But what is the point of accelerating an access which happens only rarely?
Linux caches disk accesses to RAM. The OP asks about caching disk accesses to SSD. SSDs are much more expensive than magnetic disk, but in turn RAM is much more expensive than SSDs. So at a fixed price point you could cache a great deal more of your HD w/ SSD than w/ RAM.
Plus, RAM is wiped on reboot. With an SSD cache in front of your HD, you would benefit from the SSD performance, say, on your next reboot - something a cache in RAM could not offer. Or perhaps you launch Gimp several times a day: it would be nice to see it fire up 100x faster!
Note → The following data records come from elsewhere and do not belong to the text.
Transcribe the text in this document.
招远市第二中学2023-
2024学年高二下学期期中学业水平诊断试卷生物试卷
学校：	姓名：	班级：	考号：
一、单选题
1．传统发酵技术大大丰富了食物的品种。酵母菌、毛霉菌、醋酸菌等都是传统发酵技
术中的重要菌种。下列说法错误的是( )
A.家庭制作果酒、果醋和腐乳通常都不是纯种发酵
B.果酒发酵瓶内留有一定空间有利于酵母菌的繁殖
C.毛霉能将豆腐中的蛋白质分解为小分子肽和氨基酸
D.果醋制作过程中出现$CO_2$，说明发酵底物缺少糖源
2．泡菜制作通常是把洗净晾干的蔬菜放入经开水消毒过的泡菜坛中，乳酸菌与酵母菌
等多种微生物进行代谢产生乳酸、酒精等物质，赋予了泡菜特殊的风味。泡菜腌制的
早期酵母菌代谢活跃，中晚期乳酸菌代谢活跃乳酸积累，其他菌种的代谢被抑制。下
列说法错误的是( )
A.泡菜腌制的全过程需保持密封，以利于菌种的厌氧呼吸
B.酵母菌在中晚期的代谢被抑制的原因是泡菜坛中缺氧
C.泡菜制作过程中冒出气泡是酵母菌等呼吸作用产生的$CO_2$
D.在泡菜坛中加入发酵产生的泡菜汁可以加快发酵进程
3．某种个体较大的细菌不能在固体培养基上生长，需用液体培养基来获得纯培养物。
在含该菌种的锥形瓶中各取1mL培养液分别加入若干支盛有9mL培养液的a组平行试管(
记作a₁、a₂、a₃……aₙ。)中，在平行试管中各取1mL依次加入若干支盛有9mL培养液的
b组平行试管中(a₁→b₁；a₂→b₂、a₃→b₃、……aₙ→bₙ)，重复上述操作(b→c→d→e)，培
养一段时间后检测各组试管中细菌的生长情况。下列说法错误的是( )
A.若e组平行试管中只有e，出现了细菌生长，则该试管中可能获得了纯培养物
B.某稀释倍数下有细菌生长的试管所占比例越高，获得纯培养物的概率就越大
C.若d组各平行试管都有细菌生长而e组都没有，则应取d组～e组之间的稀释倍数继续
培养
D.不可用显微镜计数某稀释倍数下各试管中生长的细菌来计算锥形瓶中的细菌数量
Now digesting the real paper at http://www.ece.ncsu.edu/arpers/Papers/MMT_IPDPS10.pdf, they do do a trick of making free() asynchronous to avoid blocking there, but they also do a kind of client-server thing, with a nontrivial but fast and dumb malloc client in the main thread.
Not bad. They really tried a lot of different stuff, thought some stuff out carefully. This reviewer approves!
Haven't ready the OP: shame on me.
But as it is true that a program which calls malloc() is basically blocked until malloc() returns, the trick here could be that malloc() is made to be a lot dumber... but free() just puts pointers in a queue "to the other thread" and then the other thread can be more time consuming about being smart with making that space available to malloc() again.
OK I'm expressing it badly. Obviously an app which needs memory is blocked until it gets the memory. But the same isn't true of releasing memory: you don't *need* your free()ed blocks to be immediately available. So maybe that's what they do: backload the joint malloc()+free() work into free(), make malloc() really dumb, and shift the free() work off to the other thread via a simple queue.